Broader Ideas — Beyond the Minimum
Things worth knowing that aren't in the lab code.
Block-grouped framing (LevelDB / RocksDB)
LevelDB pads records into 32 KB blocks and uses a 1-byte type field (FULL, FIRST, MIDDLE, LAST) to handle records that straddle blocks. Benefit: corruption in one block can't propagate; recovery can resync to the next block boundary. Cost: more code, slightly more space.
Group commit, properly
Real systems run a "log writer" goroutine/thread:
clients ──► append to buffer ──► wake writer ──► fsync once ──► broadcast cond var
The writer batches all records that arrived during the previous fsync into the next fsync. Latency stays bounded by (max fsync time) + (one batch fill); throughput scales until you saturate the SSD's IOPS.
O_DSYNC vs application-level fsync
O_DSYNC makes every write() durable before returning. Removes the need for explicit fsync, but you lose the chance to batch. Real DBs prefer explicit fsync for that reason.
sync_file_range and friends
Linux-only. sync_file_range(fd, off, len, SYNC_FILE_RANGE_WRITE) flushes only a byte range. PostgreSQL uses this for "lazy" checkpoints to avoid stalling on huge fsyncs. Doesn't sync metadata, so still need a final fsync.
Pre-allocation & fallocate
For predictable I/O, pre-allocate the next WAL segment with fallocate(FALLOC_FL_ZERO_RANGE | FALLOC_FL_KEEP_SIZE). This avoids metadata updates on each grow and gives the FS a contiguous extent. PostgreSQL pre-zeroes 16 MB segments.
Direct I/O & alignment
O_DIRECT bypasses the page cache; useful when the DB has its own buffer pool. Requires 512 B or 4 KB aligned buffers and offsets. Modern recommendation: prefer io_uring + O_DIRECT over POSIX AIO. Returns in db-21.

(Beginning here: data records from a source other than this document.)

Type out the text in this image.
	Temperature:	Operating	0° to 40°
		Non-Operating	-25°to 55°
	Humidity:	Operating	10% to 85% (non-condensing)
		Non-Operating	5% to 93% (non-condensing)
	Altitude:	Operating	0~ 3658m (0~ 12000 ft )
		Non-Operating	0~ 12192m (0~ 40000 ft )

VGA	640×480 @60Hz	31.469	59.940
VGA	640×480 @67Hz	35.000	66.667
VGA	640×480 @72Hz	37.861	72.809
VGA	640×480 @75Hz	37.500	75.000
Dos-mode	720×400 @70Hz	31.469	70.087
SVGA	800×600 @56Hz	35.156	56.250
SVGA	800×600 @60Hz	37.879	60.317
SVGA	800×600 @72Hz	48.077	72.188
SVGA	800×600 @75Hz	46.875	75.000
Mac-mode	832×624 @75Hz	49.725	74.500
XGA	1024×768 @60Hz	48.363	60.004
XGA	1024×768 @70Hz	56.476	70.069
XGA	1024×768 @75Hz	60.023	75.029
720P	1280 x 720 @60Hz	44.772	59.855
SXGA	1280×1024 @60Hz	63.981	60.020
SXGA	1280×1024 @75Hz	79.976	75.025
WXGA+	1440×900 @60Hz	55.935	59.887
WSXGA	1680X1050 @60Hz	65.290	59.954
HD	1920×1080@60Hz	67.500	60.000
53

Mixing data files and WAL on the same disk
Bad idea for HDDs (head contention), neutral for SSDs (no head), bad for low-end SSDs (write amplification competes). Production systems put WAL on a separate device when latency-sensitive.
When the WAL is the database
LSM-trees, Kafka, NATS JetStream, Pulsar, Apache BookKeeper — these treat the log as the primary structure and let secondary indexes / merge trees / consumers catch up. The data file in our toy example was hypothetical; LSMs make it explicit. See db-05 onward.
Encryption / compression
- Compression per record: trivial, but blocks the
Vec<u8>reuse pattern. Better to compress whole segments at checkpoint time. - Encryption per record: AEAD (AES-GCM or ChaCha20-Poly1305) replaces CRC32 — the auth tag is your CRC. PostgreSQL's TDE proposals use this.
Replication
Once you have a sequential log of operations, replicating it is "just" send-and-replay. This is the entire conceptual basis of Raft and ZAB — see db-17 / db-19. The framing tricks here transfer directly.
What goes wrong at scale
- fsync amplification: every fsync touches the FS journal, which serializes against other fsyncs. Solution: large group commit batches.
- Long fsync tails: 99th-percentile fsync on a busy NVMe can be 100ms+. Solution: pipeline; never block a hot-path thread on fsync.
- Filesystems that lie: ext4 with
data=writebackmay completefsyncbefore journaling. APFS, ZFS, btrfs each have their own quirks. Empirical test withfiois the only safe answer.